By Malcolm P. McNair | Go to book overview

A logical extension of the idea that cases may be of interest to business executives as well as to students envisions the possible use of cases in leadership training programs in industry. In the next paper,* A. Zaleznik looks at some of the problems involved in this kind of educational activity as conducted by conventional methods and speculates on the feasibility of a case approach.


The Possibilities of the Case Method in Supervisory and Executive Development in Industry

A. ZALEZNIK

If the generation of businessmen of the late 19th century could observe today's industrial society, they would undoubtedly marvel at our technical achievement. They would, however, be even more astounded at all the talk, plans, and programs associated with the idea of "improving human relations" in industry. Not the least source of their amazement would be the "back to school" movement. Business management today is much concerned with supervisory and executive development. Executives are leaving their jobs to return to school, and schools are being established within companies for continuing in-plant training of supervisors and executives.

Many varieties of training programs are to be found: in economics, in technical subjects, in company policies, and, of course, in human relations. Although problems exist in these first three types of training programs, the last one mentioned--training in human relations--appears to present the widest range of challenging possibilities and controversial problems.
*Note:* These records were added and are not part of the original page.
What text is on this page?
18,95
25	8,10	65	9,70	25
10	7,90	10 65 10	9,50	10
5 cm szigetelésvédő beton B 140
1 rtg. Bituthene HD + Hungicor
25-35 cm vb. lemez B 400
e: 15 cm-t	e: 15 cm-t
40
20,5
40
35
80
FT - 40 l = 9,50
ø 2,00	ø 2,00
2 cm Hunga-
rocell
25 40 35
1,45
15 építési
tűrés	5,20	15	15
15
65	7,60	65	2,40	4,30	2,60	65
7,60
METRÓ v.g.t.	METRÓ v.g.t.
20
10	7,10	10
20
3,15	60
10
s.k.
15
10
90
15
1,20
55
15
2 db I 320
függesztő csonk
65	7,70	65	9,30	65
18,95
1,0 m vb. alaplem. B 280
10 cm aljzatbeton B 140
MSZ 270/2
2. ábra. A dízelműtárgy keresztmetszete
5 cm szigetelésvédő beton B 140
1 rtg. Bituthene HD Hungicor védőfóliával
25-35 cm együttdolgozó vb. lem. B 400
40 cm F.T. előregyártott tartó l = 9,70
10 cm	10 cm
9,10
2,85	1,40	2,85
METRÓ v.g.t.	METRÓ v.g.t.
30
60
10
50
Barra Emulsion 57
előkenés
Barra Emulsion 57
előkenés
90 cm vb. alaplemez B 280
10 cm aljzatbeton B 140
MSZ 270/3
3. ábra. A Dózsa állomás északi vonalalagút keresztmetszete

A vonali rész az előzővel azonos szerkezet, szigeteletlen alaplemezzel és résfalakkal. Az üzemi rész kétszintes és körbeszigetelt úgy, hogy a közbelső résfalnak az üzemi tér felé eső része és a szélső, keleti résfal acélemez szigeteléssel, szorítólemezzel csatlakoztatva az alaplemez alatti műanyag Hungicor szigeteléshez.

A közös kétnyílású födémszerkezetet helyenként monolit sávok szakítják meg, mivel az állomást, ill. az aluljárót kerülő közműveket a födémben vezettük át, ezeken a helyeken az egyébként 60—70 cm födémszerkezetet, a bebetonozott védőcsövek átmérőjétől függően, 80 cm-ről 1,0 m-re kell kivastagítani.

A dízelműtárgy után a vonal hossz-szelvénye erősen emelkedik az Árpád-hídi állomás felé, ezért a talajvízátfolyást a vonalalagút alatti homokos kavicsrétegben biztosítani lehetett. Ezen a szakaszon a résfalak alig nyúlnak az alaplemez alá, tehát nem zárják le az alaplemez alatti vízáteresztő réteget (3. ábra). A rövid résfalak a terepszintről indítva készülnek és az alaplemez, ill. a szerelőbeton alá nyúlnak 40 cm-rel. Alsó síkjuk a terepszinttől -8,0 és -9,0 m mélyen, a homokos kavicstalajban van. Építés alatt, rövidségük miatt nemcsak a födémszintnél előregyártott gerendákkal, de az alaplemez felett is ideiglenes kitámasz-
Human relations training programs seem to encompass many topics. They may include courses in psychology which deal with the definition of terms and the identification of so-called characteristics of individual behavior. Other courses teach "principles of supervision" and attempt to tell supervisors how to behave in certain situations. For instance, in connection with disciplinary problems, the supervisor is told never to reprimand a subordinate in public: "Always call the subordinate into your office and issue the reprimand privately." Still other courses are based on the "pep talk." The intention here is to stimulate the trainees to go back and do a "real" job for the company. Executives and supervisors are lectured to, they are conferred with, and they engage in case discussions and role playing.

____________________
*
The material is adapted from A. Zaleznik, Foreman Training in a Growing Enterprise ( Boston: Harvard Graduate School of Business Administration, Division of Research, 1951).